All the examples use capital letters but then the input/output need lowercase letters for some reason.

It talks about hex colors but then in the formula before the text case it uses invalid hexadecimal. It is probably done because of the squares(‘2’ is a valid hex digit) that come up in point number 3.

The formula to find a similar color is convoluted. I’m not sure if part of the problem is to figure out that you can work on each of the 3 pairs of hex digits independently and you don’t need to square the differences and subtract them from each other. But, squaring and subtracting instead of absolute valuing and summing in the description seems to add unneeded confusion. The formula in the test case should be something like the next two lines of pseudo code. absoluteValue(0x09 - 0x11) + absoluteValue(0xf1 - 0xee) + Math.absoluteValue(0x66 - 0x66) = 8 + 3 + 0 = 11. 11 is the lowest possible value which makes it the most similar number that can be written in shorthand.

Let’s break this down.

  1. The problem deals with colors that are represented as hexadecimal numbers. A hexadecimal number is a number system that uses 16 symbols. We’re used to the decimal system, which is base 10 (0-9). Hexadecimal (often abbreviated to hex) is base 16, and uses 0-9 and then a-f to represent 10-15. So, a number like ‘#09f166’ is a hexadecimal representation of a color.

  2. Colors in digital screens are often represented in RGB (Red, Green, Blue) format. In hexadecimal, each pair of digits represents the intensity of Red, Green, or Blue. So, in ‘#09f166’, ‘09’ represents Red, ‘f1’ represents Green, and ‘66’ represents Blue. This hexadecimal format is a common way to represent colors in web development.
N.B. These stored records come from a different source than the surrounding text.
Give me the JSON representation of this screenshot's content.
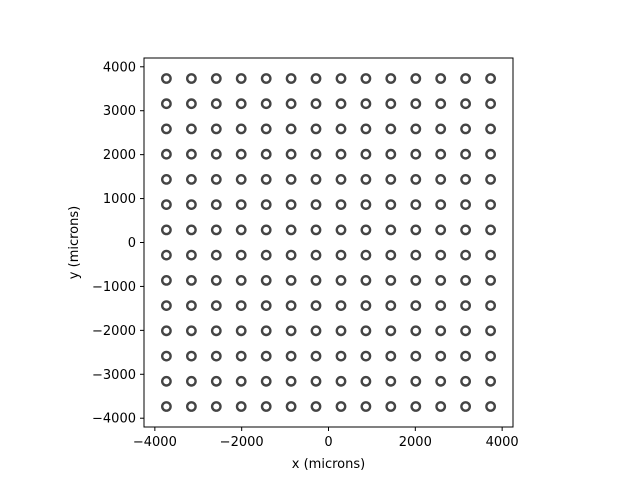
{
  "chart_data": {
    "type": "scatter",
    "title": "",
    "xlabel": "x (microns)",
    "ylabel": "y (microns)",
    "xlim": [
      -4250,
      4250
    ],
    "ylim": [
      -4200,
      4200
    ],
    "xticks": [
      -4000,
      -2000,
      0,
      2000,
      4000
    ],
    "yticks": [
      -4000,
      -3000,
      -2000,
      -1000,
      0,
      1000,
      2000,
      3000,
      4000
    ],
    "xtick_labels": [
      "−4000",
      "−2000",
      "0",
      "2000",
      "4000"
    ],
    "ytick_labels": [
      "−4000",
      "−3000",
      "−2000",
      "−1000",
      "0",
      "1000",
      "2000",
      "3000",
      "4000"
    ],
    "grid": false,
    "marker": "hollow-circle",
    "marker_color": "#444444",
    "x": [
      -3733,
      -3159,
      -2585,
      -2010,
      -1436,
      -862,
      -287,
      287,
      862,
      1436,
      2010,
      2585,
      3159,
      3733
    ],
    "y": [
      -3733,
      -3159,
      -2585,
      -2010,
      -1436,
      -862,
      -287,
      287,
      862,
      1436,
      2010,
      2585,
      3159,
      3733
    ],
    "grid_points_description": "every x paired with every y"
  }
}
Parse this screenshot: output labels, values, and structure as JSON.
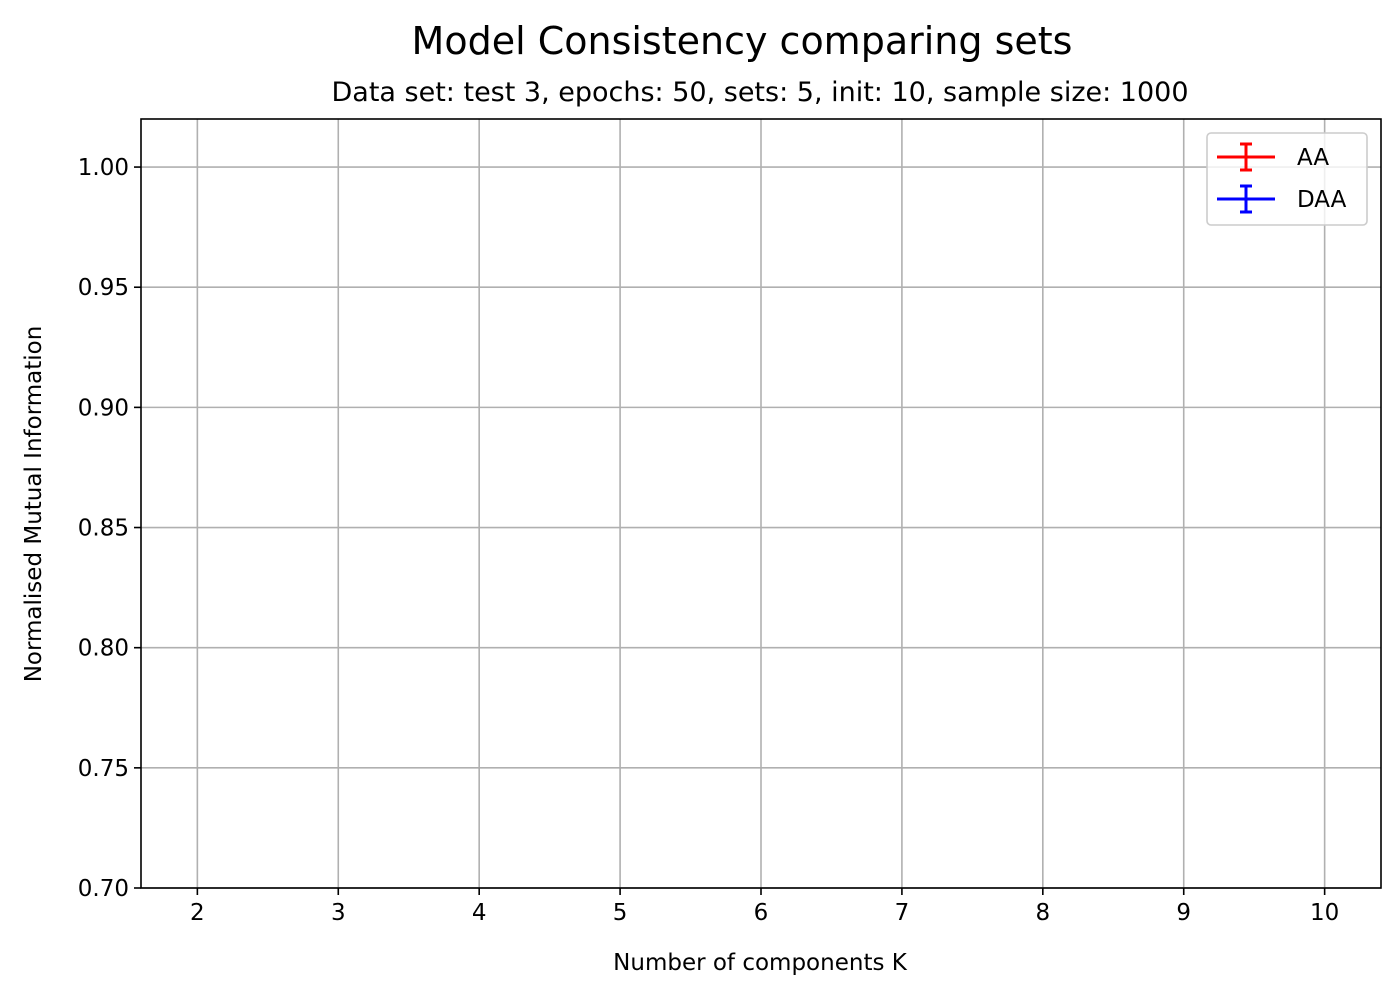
{
  "chart_data": {
    "type": "line",
    "title": "Model Consistency comparing sets",
    "subtitle": "Data set: test 3, epochs: 50, sets: 5, init: 10, sample size: 1000",
    "xlabel": "Number of components K",
    "ylabel": "Normalised Mutual Information",
    "x_ticks": [
      2,
      3,
      4,
      5,
      6,
      7,
      8,
      9,
      10
    ],
    "x_tick_labels": [
      "2",
      "3",
      "4",
      "5",
      "6",
      "7",
      "8",
      "9",
      "10"
    ],
    "y_ticks": [
      0.7,
      0.75,
      0.8,
      0.85,
      0.9,
      0.95,
      1.0
    ],
    "y_tick_labels": [
      "0.70",
      "0.75",
      "0.80",
      "0.85",
      "0.90",
      "0.95",
      "1.00"
    ],
    "xlim": [
      1.6,
      10.4
    ],
    "ylim": [
      0.7,
      1.02
    ],
    "grid": true,
    "legend_position": "top-right",
    "series": [
      {
        "name": "AA",
        "color": "#ff0000",
        "x": [],
        "y": [],
        "yerr": []
      },
      {
        "name": "DAA",
        "color": "#0000ff",
        "x": [],
        "y": [],
        "yerr": []
      }
    ]
  }
}
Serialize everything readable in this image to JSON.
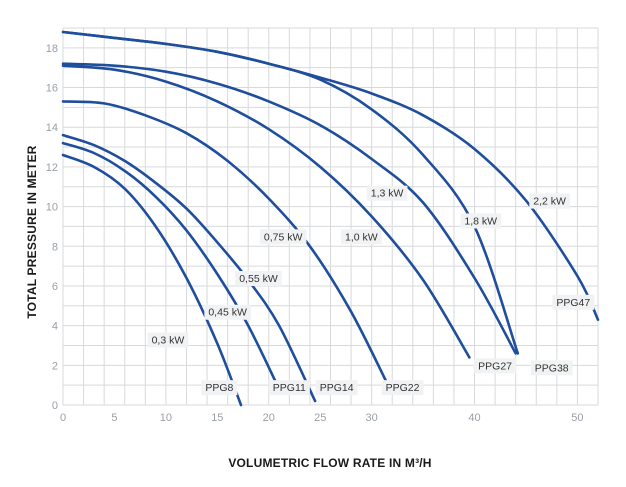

  3. The question states that we can shorthand this 6 digit representation to 3 digits. That means ‘#abc’ is equivalent to ‘#aabbcc’. But we’re not looking for just any shorthand. We want to find the shorthand that is the most similar to the original color.

  4. The ‘similarity’ between two colors is defined using a specific formula given in the problem. It involves finding the differences in the intensities of Red, Green, and Blue colors in the two color codes. Each difference is squared and then the squared differences are summed up. The lower this sum, the more similar the two colors are.

  5. The problem is asking us to find a shorthand color that is most similar to the given color, according to the defined ‘similarity’. We can approach this problem by finding the closest shorthand for each RGB component separately.

  6. A major point to understand here is that we can consider each pair of hexadecimal digits (each RGB component) independently. This is because the sum of the squared differences for each component will always give us the total difference.

  7. This is how the problem is setup. The challenge lies in how to compute the closest shorthand for each component, and how to efficiently iterate over the possibilities. This involves a bit of number theory and understanding of how hexadecimal numbers work.

  8. To simplify the calculations, instead of subtracting and squaring, we can simply find the absolute value of the differences for each color component, and then sum them up. The color with the lowest sum will be our answer.

This is a nutshell of what the problem is asking for and how to approach it. There are no algorithmic tricks, it’s more about understanding the problem and being careful with the calculations.